Legal & Regulatory

Chief Justice Roberts Rejects Bid to Suspend MATS Rule

U.S. Supreme Court Chief Justice John Roberts rejected the plea of 20 states to stay the Environmental Protection Agency’s (EPA’s) Mercury and Air Toxics Standards (MATS) rule while the agency works to comply with a previous ruling.

Michigan Attorney General Bill Schuette had requested the stay to pause any further action to implement the rule until the EPA finishes complying with a June 2015 Supreme Court ruling that the agency did not properly consider costs in its rulemaking for MATS.

The Supreme Court’s decision last summer sent the case back to the D.C. Circuit Court for further proceedings, and Schuette argued that the D.C. Circuit Court erred in not vacating the rule altogether. Rather, the Circuit Court left the rule in place while the EPA reconsiders the costs of implementation, despite what Schuette believed was the Supreme Court’s rejection of it.

The 20 states involved in the request had drawn hope from last month’s Supreme Court decision to halt the EPA’s Clean Power Plan. Late Justice Antonin Scalia had delivered the opinion of the court in that ruling. With his passing, the playing field has been leveled, with four justices holding more liberal views and four justices holding more conservative views.

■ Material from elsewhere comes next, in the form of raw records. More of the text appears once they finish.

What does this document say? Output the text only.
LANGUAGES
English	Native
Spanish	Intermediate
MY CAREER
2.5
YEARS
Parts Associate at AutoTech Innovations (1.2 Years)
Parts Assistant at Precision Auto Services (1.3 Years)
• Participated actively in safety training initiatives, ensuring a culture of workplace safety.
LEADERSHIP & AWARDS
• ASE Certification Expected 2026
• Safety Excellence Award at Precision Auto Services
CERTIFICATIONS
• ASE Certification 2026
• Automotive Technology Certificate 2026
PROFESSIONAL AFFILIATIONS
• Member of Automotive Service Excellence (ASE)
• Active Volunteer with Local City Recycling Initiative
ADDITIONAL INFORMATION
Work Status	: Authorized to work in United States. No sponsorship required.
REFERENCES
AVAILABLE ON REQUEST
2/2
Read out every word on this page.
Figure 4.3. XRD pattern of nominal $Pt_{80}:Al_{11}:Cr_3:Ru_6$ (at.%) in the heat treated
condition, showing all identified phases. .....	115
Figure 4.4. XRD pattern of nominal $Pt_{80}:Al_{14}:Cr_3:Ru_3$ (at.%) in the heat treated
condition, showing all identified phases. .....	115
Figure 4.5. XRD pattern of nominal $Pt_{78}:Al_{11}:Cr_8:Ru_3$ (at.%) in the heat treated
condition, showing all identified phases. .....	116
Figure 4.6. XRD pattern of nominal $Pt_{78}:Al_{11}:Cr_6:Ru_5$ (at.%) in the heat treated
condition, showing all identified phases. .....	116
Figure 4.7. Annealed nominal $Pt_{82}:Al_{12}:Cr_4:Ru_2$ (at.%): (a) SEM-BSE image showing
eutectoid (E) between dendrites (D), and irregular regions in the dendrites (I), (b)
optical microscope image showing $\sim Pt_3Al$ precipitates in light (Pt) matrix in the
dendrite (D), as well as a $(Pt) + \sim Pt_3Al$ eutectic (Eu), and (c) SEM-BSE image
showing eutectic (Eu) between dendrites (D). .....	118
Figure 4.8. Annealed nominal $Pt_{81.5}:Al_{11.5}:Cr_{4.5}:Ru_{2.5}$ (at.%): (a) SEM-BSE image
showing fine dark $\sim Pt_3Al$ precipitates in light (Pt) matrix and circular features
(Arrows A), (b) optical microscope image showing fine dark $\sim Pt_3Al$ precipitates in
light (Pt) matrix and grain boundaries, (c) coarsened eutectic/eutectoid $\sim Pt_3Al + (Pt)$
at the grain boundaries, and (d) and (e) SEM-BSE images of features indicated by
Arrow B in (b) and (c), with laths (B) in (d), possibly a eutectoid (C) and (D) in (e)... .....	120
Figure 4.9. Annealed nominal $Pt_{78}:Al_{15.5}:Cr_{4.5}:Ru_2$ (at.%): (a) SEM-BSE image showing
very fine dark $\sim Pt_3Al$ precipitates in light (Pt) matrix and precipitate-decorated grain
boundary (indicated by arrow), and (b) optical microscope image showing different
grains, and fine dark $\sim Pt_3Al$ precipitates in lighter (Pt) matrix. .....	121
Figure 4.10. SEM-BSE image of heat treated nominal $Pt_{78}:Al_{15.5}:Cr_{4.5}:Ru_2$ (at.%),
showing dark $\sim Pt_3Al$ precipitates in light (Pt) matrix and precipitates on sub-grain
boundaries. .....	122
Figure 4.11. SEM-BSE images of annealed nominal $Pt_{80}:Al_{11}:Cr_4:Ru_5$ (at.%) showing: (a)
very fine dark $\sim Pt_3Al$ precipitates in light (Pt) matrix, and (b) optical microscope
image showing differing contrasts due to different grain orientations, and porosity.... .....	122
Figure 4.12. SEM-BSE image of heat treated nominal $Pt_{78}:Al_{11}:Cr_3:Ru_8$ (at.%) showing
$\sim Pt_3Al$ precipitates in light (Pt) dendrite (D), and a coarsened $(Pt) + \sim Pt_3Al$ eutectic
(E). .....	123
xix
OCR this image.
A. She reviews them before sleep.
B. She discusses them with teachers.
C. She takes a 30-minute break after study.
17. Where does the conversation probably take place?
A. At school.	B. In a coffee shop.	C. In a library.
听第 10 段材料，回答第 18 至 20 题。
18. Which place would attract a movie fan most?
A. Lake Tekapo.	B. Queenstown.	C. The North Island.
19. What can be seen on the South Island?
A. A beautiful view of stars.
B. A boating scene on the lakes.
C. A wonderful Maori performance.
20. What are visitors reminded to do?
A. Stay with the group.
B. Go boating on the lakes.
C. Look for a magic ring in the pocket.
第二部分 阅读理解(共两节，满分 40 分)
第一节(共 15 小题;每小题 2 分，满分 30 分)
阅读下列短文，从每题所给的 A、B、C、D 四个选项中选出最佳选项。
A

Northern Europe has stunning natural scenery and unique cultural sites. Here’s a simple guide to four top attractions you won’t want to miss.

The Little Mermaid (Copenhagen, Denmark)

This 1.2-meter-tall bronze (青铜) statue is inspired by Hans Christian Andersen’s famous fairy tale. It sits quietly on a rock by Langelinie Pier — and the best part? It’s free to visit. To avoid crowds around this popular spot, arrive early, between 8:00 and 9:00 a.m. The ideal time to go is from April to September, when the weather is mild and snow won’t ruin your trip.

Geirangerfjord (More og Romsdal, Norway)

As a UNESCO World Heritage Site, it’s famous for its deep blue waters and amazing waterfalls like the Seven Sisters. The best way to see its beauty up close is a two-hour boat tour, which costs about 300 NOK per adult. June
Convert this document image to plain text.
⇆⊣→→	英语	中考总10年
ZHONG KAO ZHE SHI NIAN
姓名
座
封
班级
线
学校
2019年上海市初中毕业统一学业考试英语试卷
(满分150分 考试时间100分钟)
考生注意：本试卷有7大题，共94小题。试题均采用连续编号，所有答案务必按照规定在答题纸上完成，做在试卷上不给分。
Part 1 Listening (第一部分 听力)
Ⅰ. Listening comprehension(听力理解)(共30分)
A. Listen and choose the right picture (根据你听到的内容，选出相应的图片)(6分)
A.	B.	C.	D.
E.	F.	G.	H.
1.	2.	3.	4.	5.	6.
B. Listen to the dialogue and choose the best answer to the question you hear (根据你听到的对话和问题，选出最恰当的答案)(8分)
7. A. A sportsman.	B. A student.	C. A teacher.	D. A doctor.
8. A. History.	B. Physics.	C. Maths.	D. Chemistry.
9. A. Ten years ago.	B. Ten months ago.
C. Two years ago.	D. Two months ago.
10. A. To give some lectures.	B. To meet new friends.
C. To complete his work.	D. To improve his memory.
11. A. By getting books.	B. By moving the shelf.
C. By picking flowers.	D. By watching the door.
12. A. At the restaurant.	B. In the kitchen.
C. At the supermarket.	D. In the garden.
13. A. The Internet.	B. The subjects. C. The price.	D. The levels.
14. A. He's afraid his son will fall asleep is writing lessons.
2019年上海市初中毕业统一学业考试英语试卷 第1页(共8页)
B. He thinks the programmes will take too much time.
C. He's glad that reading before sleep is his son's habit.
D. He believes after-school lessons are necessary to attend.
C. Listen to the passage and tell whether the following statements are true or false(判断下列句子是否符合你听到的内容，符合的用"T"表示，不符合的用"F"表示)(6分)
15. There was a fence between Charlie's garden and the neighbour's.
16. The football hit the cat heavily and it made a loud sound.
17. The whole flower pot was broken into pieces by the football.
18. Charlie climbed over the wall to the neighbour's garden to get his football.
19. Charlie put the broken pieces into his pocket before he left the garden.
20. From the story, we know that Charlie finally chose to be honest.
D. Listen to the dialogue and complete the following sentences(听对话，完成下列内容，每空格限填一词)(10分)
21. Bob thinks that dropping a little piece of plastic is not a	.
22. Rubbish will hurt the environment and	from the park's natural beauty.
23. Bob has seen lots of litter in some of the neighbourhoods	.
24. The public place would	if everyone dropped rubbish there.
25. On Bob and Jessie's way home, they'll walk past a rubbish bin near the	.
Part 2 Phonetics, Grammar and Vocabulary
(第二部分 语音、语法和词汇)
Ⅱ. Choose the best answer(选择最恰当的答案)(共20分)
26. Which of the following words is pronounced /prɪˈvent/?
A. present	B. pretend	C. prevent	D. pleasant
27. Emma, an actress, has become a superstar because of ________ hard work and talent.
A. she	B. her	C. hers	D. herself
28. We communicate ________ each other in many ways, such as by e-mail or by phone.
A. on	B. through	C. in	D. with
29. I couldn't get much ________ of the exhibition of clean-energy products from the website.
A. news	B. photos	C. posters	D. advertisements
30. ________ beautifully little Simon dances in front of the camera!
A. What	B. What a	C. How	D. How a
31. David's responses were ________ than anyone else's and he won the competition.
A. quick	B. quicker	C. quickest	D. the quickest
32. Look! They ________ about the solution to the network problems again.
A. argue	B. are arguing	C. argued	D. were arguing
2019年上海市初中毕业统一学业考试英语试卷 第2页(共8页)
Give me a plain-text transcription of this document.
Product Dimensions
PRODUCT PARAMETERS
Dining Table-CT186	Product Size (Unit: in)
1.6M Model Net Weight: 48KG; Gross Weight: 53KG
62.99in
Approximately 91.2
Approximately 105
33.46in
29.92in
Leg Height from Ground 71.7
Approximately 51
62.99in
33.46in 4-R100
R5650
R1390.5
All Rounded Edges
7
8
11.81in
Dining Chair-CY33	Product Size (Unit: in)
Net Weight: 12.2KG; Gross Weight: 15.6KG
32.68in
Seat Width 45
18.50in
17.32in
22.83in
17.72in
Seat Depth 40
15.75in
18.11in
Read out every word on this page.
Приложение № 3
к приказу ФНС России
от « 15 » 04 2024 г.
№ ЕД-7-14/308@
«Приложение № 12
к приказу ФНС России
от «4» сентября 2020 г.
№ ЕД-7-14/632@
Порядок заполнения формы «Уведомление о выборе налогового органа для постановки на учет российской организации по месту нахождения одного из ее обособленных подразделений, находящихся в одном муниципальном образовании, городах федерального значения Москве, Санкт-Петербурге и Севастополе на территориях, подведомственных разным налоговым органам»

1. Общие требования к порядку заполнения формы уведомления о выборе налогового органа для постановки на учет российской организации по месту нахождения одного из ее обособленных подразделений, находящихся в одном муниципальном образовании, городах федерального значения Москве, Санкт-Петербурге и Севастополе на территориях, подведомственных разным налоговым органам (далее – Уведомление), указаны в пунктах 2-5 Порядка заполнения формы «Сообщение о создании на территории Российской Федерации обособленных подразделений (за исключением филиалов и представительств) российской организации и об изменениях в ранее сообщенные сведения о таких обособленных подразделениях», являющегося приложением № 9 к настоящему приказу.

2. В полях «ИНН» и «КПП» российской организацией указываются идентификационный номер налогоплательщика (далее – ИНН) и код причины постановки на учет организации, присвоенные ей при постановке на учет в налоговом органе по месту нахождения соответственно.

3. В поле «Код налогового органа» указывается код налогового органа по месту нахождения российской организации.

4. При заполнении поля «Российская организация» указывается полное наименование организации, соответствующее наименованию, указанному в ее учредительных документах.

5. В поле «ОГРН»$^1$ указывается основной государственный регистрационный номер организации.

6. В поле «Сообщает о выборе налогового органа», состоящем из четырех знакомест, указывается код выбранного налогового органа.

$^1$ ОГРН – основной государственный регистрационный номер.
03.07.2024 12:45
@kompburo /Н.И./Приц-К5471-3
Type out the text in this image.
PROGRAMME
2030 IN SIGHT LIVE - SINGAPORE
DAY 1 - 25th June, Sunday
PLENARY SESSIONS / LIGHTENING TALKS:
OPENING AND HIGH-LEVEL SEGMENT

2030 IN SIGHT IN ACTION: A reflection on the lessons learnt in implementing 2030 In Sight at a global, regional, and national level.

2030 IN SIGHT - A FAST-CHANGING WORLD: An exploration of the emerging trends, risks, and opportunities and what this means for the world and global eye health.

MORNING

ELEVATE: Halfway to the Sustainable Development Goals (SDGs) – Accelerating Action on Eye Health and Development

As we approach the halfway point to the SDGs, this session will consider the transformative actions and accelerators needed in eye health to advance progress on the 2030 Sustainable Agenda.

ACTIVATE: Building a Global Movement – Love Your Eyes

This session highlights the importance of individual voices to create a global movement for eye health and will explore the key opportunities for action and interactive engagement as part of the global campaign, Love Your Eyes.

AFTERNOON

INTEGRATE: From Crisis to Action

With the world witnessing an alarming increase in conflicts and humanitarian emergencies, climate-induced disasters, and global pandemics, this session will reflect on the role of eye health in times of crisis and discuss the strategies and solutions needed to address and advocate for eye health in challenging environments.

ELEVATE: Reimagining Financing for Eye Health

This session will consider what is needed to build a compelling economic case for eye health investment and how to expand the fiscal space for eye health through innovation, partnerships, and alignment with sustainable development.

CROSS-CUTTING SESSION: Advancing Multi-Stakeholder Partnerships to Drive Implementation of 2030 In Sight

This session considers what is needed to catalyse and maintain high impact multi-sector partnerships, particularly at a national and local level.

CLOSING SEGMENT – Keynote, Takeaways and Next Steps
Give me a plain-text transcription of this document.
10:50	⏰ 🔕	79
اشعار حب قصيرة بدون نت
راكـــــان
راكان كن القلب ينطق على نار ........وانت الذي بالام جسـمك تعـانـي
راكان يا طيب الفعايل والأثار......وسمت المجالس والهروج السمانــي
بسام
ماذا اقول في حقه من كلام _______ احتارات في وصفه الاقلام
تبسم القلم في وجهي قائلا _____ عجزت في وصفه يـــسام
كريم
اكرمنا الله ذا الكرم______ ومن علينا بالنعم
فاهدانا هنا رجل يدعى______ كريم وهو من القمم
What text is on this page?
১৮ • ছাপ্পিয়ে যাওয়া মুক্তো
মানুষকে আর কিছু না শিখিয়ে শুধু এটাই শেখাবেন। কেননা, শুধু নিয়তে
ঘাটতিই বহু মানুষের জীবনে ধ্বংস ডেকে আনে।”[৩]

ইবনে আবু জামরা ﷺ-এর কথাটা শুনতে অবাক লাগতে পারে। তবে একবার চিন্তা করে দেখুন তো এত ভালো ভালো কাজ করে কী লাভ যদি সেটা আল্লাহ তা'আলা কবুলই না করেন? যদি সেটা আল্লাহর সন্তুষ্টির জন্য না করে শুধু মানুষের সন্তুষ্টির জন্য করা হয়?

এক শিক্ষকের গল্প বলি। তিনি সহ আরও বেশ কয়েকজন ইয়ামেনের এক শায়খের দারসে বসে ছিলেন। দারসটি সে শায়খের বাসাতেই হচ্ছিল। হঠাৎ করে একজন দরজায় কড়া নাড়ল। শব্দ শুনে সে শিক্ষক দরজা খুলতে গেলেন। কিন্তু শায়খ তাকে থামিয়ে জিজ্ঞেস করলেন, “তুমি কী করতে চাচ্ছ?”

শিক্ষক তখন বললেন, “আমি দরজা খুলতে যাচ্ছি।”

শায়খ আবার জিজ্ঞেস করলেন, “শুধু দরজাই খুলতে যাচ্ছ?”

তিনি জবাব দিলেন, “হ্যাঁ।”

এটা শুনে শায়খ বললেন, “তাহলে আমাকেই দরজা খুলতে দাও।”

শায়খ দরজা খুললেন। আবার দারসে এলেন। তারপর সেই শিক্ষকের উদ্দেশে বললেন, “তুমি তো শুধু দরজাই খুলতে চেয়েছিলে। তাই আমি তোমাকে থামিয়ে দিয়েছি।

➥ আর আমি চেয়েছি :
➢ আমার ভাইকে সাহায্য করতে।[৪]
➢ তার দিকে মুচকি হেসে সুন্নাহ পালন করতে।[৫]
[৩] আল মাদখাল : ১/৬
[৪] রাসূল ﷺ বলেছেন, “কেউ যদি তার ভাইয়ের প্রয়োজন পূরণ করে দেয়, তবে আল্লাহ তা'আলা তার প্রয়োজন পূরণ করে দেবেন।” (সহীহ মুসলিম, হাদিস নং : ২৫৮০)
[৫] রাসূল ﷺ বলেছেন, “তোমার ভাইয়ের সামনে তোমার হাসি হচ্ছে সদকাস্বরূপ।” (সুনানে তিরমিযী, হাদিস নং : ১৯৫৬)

The stay request had been filed with Chief Justice Roberts, because only one justice was required to approve it. But Roberts’s rejection leaves the actions of the D.C. Circuit Court in place.

Environmental groups applauded Chief Justice Roberts’s action.

“The utility industry has already shown that it is prepared to comply with this vital rule and the EPA has nearly completed the analysis the Supreme Court requested, confirming that these benefits are unequivocally worth the costs of compliance. It would make no sense to suspend these vital protections during the handful of weeks it will take EPA to complete that analysis,” said Sanjay Narayan, managing attorney at Sierra Club’s Environmental Law Program.